At some point it’s there, either in the front of your mind or in the back of your mind. You should be doing something about your personal finance situation.
They talk about it on tv. The internet is full of articles, blogs, and websites devoted to it.
But it’s daunting. There’s too much information and you don’t know where to begin. It’s a big deal because you know you need money to pay for things but this just adds to the anxiety because what if you screw it up? Maybe you’re already screwing up.
Take a deep breath. Forget everything you’re thinking. We’re going to start from the beginning.
Don’t even think about the word “finance” or about money. Really, just ignore anything that has to do with money for now. Instead, think about what kind of life you want. Just drift for a bit.
Is there a type of stress that you want to remove from your life?
Did you experience a bad situation that you never want to go through again?
Maybe you have something you always dreamed about doing?
Any ideas what you envision for your life five or ten years from now?
It could be anything really. Don’t rush this, it’s likely to be a gradual thought process. Days, weeks, months…a few minutes here and there…
Think of this as your foundation; it’s not only about what you’re thinking but also how you’re thinking. I know it may seem strange, but stick with me. There’s a reason why I’m telling you to do this.
Identify what’s most important to you.
That’s what this thought process does. After you do it for a while, you might start to realize that a lot of the things you want have the same underlying driver. Or you might start to realize that you keep looping back to the same things when you think about what you want.
Make sure when you’re thinking about these things that it’s for a longer time frame. I suggest five to ten years – you can’t get caught up in what you want now or what your plans are for next year. Don’t worry, you’re not locked in to anything; the things you want are going to change over time. But because you’re trying to identify what’s most important to you, it’s likely going to be something big and anything big will take time to achieve (like five to ten years).
Now comes the hard part. Pick out one thing that will get you closest to the life you want. It could be anything.
You’d be happiest staying near your family who live in an expensive city which would mean having to increase your income?
You want to experience as much of life as possible and travel the world so you have to figure out how to fund your activities?
You feel scared that you won’t be able to afford food and shelter and would feel most secure with a steady, reliable income stream?
You worry constantly about being in debt and would be happiest if you could save more?

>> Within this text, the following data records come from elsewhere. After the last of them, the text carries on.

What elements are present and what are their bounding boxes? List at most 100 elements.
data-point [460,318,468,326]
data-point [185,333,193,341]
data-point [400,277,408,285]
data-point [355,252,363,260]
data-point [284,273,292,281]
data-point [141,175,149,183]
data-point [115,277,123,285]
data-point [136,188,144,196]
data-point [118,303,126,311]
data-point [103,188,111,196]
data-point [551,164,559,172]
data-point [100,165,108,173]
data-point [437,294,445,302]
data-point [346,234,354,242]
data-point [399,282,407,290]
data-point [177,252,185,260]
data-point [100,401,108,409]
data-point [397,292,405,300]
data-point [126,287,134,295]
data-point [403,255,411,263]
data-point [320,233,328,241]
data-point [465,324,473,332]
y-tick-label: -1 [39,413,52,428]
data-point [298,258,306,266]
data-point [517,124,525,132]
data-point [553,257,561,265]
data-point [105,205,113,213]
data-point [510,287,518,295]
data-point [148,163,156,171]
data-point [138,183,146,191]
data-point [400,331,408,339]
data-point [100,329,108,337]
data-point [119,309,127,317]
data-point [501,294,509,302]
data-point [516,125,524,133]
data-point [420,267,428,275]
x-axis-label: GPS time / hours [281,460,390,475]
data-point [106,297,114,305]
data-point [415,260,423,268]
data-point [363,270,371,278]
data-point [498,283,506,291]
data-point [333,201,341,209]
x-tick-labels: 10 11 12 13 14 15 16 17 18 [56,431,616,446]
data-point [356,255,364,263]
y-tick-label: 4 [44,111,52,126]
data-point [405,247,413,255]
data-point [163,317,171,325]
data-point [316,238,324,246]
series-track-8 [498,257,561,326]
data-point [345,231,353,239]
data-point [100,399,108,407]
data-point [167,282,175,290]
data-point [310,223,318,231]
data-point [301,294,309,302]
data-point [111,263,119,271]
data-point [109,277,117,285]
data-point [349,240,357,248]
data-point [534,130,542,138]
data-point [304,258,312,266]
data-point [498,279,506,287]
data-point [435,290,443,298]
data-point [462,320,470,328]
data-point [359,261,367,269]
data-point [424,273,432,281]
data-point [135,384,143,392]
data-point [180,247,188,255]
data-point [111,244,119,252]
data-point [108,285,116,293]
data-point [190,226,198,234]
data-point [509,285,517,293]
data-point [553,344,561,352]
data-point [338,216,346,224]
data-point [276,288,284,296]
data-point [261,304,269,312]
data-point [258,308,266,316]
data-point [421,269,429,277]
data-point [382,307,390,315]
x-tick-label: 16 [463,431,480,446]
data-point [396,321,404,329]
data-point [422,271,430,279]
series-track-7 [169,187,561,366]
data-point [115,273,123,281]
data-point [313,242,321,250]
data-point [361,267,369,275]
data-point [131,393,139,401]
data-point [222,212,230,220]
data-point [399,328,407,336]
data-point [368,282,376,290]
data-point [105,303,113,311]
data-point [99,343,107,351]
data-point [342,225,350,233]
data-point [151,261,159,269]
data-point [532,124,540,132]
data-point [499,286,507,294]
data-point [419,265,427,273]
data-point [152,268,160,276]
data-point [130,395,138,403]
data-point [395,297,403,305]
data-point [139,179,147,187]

Your personal finance decisions should be driven by what’s most important to you. Of course, life happens unexpectedly and sometimes you need to make a choice which runs counter to your long-term goal, but the more you’re able to keep your #1 goal in mind, the more you’ll be able to stay on track to reach that goal.
Once you figure out what matters the most to you personally, you’ll have a framework for deciding what to do financially.
It’s easy to become overwhelmed or derailed with personal finance because most things in our life require money and the cost of living has exceeded wage gains for most people, so we’re off-balance to begin with.
Which is why you have to figure out what’s most important to you and focus on it when making decisions. There are so many financial choices you can make that if you don’t have a strong starting point, you can easily wind up doing something that makes no sense for your long-term goals.
Again, it’s ok if you have a good reason for making a choice which doesn’t fit with your long-term plan. Maybe your ultimate goal is to focus on saving but you wound up having to pay for an unexpected medical bill; that’s completely understandable. But maybe your cell phone is a few years old, slow, kind of ugly, and you want the newest iPhone but technically your old phone is still usable…keeping your savings goal in mind could remind you that you’d rather be debt-free a month sooner than buy a new phone right now.